10. Regen und Gewitter am Klettersteig

Wie bei jeder alpinen Tätigkeit hat das Wetter einen wesentlichen Einfluss auf Gelingen und Sicherheit einer Tour. Allein das Einsetzen von Regen macht einen Klettersteig sehr viel schwieriger begehbar, denn die Temperaturen sinken, durch die Nässe nimmt die Reibung am Fels stark ab. Die Folge ist schlechter Halt der Hände am Stahlseil und Ausrutschen der Füße auf den Tritten. Das zehrt an den Kraftreserven!

Sehr gefährlich wird es bei Gewitter! Der mit Stahl präparierte Klettersteig fungiert wie ein Blitzableiter. Wegen der Absturzgefahr kann man es sich aber nicht leisten, sich nicht am Stahlseil zu sichern. So hängt man an diesem "Blitzableiterklettersteig" fest. Hier kann nur im Vorfeld durch eine gute Tourenplanung mit einer konsequenten Durchführung agiert werden. Bei Gewittervorhersagen erst gar nicht einsteigen und eine Alternative wählen. Während einer Tour die Bildung von Quellwolken beobachten und eventuell frühzeitig umkehren.


Während eines Gewitters möchte man lieber nicht an einem riesigen Blitzableiter sein... Foto: Adobe Stock / EKH-Pictures
 

11. Vom Gewitter überrascht

Falls trotz bestgemeinter Tourenplanung etwas wider Erwarten schief geht, und du von schlechtem Wetter am Klettersteig überrascht wirst, gibt es meist nur zwei Wege: nach oben oder nach unten!

Das hängt davon ab, wieviel Wegstrecke man schon zurückgelegt hat. Auf jeden Fall empfiehlt es sich, in dieser Stresssituation ruhig zu bleiben, sich zu konzentrieren und auf die Sicherheit zu fokussieren. Stets gesichert bleiben, langsam und gezielt steigen und greifen.

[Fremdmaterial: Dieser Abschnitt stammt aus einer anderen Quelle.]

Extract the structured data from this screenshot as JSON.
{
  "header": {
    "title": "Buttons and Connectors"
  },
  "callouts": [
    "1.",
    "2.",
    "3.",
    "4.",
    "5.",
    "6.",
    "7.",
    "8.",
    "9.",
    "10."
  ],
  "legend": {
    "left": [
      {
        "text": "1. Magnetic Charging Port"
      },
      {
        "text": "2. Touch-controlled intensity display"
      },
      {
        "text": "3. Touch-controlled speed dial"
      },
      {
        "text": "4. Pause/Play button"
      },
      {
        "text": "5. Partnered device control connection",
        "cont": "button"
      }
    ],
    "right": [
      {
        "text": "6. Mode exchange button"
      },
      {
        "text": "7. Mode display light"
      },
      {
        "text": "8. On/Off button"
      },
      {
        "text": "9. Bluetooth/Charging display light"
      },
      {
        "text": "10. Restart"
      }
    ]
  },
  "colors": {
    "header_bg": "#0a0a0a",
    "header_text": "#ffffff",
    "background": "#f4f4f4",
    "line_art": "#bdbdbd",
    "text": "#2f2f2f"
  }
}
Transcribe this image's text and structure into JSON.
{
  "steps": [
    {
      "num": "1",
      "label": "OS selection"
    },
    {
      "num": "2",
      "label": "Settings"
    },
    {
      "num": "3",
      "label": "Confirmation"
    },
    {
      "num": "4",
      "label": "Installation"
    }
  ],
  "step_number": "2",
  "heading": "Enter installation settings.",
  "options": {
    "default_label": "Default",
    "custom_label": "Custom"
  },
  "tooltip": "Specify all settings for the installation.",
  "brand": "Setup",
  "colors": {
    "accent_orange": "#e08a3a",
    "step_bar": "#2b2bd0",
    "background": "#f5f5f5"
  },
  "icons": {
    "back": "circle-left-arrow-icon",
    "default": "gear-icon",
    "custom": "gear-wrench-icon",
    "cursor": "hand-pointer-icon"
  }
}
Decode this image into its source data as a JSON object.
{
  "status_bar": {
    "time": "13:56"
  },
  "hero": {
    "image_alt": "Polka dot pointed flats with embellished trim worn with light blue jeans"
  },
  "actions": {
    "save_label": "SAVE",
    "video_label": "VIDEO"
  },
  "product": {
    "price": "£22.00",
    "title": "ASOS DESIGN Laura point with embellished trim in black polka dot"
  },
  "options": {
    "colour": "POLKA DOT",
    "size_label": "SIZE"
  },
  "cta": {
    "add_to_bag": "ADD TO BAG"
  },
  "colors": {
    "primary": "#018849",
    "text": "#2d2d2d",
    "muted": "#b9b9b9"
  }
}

Vielleicht findet man auch einen "sicherern Ort" im Klettersteig, an dem man vor Kurzem erst vorbeigekommen ist: etwas weniger exponiert, einen Platz zum Unterstellen oder Hinsetzen, an dem man das schlimmste Wetter aussitzen kann.
 

12. Rückmeldekultur

Notsituationen auf Klettersteigen sind Erfahrungen, die man niemanden wünscht. Wenn sie dann mit einem brenzligen Beigeschmack glimpflich ausgegangen sind und im Nachgang auf der Hütte oder Heimfahrt gut reflektiert werden, zählen sie zum reichen Erfahrungsschatz, der bei der nächsten Tourenplanung (hoffentlich) eine positive Auswirkung hat.